Ethan Blue is Senior Lecturer in History at the University of Western Australia. He has published widely on the United States and Australian penal systems. He lives in Perth, Australia.

Praise for The Deportation Express: A History of America through Forced Removal (American Crossroads #61)

"More than simply documenting migrants’ trials and tribulations, Blue highlights the increasingly constricted lines around U.S. citizenship in the 1910s. . . . The Deportation Express makes a meaningful contribution as the first book to examine the mechanics of expulsion during 'the age of rail-based removal.'"
— Journal of Social History

"The Deportation Express is a breath of fresh air. It carefully combines theoretical understandings that provide insight into the inhumane practices of state control and violence, while using archival reproduction to illuminate narratives that center the human element in an inhumane system."
— Journal of Arizona History

"Blue’s decision to use a series of microhistories. . . . highlights the brutal impacts of forced deportation on individuals, and the injustices inherent within the developing American State and the capitalist system it both supported and depended on. The microhistories teach us much about the racism, violence and cruelty of the early-twentieth-century American immigration system, designed to provide capital with cheap labor from foreign workers who could then be spat out over the border when they no longer had use or value."
— Australasian Journal of American Studies

"The Deportation Express demonstrates how the United States emerged as a leader of global racial capitalism by this time, as well as the role that the immigration carceral state played in constructing and maintaining those hierarchies. . . . Blue’s detailed history of these early deportation trains provides an important foundation for understanding the 'twenty-first-century infrastructure of capture.'"
— Southwestern Historical Quarterly

"Offers valuable insights on how racism and exclusionary borders take shape through physical infrastructure. These insights can help us understand the terrible costs of war, and the true wages of peace, from the standpoint of the global majority."
— Public Books

"The Deportation Express is not only a true pleasure to read and a critical contribution to our understanding of state power and migration control in the early twentieth century.

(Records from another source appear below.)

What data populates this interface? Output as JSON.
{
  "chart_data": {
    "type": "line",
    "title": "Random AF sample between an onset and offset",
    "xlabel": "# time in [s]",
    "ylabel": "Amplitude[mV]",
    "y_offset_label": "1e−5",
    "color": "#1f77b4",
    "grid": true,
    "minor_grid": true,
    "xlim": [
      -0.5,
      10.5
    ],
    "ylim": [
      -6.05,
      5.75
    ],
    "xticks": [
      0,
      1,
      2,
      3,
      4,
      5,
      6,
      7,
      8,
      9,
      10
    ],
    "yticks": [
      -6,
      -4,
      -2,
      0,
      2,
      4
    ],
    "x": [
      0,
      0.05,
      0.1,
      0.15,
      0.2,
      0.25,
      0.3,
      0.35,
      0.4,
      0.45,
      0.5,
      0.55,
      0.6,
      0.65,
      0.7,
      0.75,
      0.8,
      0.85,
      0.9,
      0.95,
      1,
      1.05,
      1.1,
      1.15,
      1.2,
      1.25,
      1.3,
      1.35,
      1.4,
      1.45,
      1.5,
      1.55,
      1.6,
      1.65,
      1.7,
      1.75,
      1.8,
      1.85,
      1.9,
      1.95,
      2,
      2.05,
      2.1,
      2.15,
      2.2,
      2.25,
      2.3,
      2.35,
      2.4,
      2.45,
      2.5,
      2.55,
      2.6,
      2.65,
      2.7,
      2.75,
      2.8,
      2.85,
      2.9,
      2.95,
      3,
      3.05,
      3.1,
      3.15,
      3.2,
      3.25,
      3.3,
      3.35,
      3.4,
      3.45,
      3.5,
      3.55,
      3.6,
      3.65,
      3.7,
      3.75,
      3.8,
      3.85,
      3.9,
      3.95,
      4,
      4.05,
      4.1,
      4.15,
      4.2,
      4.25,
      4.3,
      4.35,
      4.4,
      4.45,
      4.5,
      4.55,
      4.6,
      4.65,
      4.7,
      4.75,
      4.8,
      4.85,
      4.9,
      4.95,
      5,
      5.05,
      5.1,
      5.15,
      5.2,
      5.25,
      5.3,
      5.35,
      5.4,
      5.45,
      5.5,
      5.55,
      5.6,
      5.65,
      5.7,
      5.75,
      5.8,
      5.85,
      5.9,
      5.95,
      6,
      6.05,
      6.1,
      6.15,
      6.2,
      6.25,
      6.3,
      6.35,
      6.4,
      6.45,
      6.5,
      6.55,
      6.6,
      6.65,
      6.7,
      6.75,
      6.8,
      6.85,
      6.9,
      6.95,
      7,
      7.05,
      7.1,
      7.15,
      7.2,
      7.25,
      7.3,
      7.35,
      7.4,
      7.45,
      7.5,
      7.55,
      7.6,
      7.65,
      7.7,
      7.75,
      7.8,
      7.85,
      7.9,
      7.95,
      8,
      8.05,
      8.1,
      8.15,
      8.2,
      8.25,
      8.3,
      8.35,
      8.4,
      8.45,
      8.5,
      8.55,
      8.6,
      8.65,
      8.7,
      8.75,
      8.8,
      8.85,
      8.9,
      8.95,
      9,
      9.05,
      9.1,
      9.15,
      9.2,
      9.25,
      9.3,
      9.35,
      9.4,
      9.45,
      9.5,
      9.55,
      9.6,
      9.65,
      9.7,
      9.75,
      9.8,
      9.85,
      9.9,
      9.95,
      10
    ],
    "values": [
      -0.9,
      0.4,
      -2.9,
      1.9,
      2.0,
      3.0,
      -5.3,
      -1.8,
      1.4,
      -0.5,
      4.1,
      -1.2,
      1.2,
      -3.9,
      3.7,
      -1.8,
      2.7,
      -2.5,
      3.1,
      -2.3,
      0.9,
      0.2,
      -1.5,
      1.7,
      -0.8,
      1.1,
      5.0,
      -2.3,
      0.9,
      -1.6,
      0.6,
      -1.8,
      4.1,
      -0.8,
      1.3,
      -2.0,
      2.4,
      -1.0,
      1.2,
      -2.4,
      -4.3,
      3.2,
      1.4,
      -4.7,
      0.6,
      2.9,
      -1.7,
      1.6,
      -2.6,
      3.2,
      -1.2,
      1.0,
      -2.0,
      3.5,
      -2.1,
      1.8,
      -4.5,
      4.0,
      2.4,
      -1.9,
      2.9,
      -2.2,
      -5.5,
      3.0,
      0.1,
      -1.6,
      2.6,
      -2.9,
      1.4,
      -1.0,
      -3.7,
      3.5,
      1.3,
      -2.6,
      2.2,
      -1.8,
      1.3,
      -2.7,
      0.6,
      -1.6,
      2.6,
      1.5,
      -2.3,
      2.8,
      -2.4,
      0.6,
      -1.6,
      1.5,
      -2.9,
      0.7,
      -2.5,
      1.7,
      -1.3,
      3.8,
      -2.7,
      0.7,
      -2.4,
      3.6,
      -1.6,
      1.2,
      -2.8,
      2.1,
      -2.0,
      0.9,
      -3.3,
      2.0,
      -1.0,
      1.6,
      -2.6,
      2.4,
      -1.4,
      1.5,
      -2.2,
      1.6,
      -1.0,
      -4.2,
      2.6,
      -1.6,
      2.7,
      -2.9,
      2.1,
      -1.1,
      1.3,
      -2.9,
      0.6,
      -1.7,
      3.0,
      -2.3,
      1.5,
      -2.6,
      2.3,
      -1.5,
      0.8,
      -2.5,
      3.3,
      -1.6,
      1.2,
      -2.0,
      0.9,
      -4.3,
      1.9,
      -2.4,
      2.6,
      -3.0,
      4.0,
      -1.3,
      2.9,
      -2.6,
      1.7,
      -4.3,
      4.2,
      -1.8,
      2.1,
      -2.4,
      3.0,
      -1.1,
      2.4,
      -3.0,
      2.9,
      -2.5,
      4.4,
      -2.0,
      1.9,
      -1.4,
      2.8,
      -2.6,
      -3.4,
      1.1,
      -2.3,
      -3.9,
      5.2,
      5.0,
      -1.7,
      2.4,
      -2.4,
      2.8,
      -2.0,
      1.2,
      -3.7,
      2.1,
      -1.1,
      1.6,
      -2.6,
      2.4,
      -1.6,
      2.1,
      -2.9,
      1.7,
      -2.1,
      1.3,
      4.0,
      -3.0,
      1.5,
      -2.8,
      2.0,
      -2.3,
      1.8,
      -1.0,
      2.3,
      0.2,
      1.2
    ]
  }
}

It is also a thoroughly moving account of the individuals and communities who experienced this power, and a model to historians seeking to craft nuanced, humanizing representations of their subjects."
— American Historical Review

"The Deportation Express is a story about each of us, as participants in an ongoing national experiment, and our collective work to shape our discourse, values, and identity as a United States community."
— Southern California Quarterly

"Elegantly written and amasses a monumental amount of research. . . . Ethan Blue’s book urges immigration activists and scholars to continue to embrace an abolitionist framework, tracing and disrupting the way that the immigration- and border-industrial complex are interwoven with and integral to the US settler-colonial, carceral state."
— Criminal Law and Criminal Justice Books

"A valuable contribution to several growing fields. . . . Blue uncovers…the underlying vision of this “deportation regime” and its evolving historical entanglement with race and ethnicity in the era of U.S. immigration restriction."
— California History

"The Deportation Express presents a compelling and interesting history of American immigration enforcement. . . . a critical addition to many fields of inquiry including American history and studies as well as immigration studies."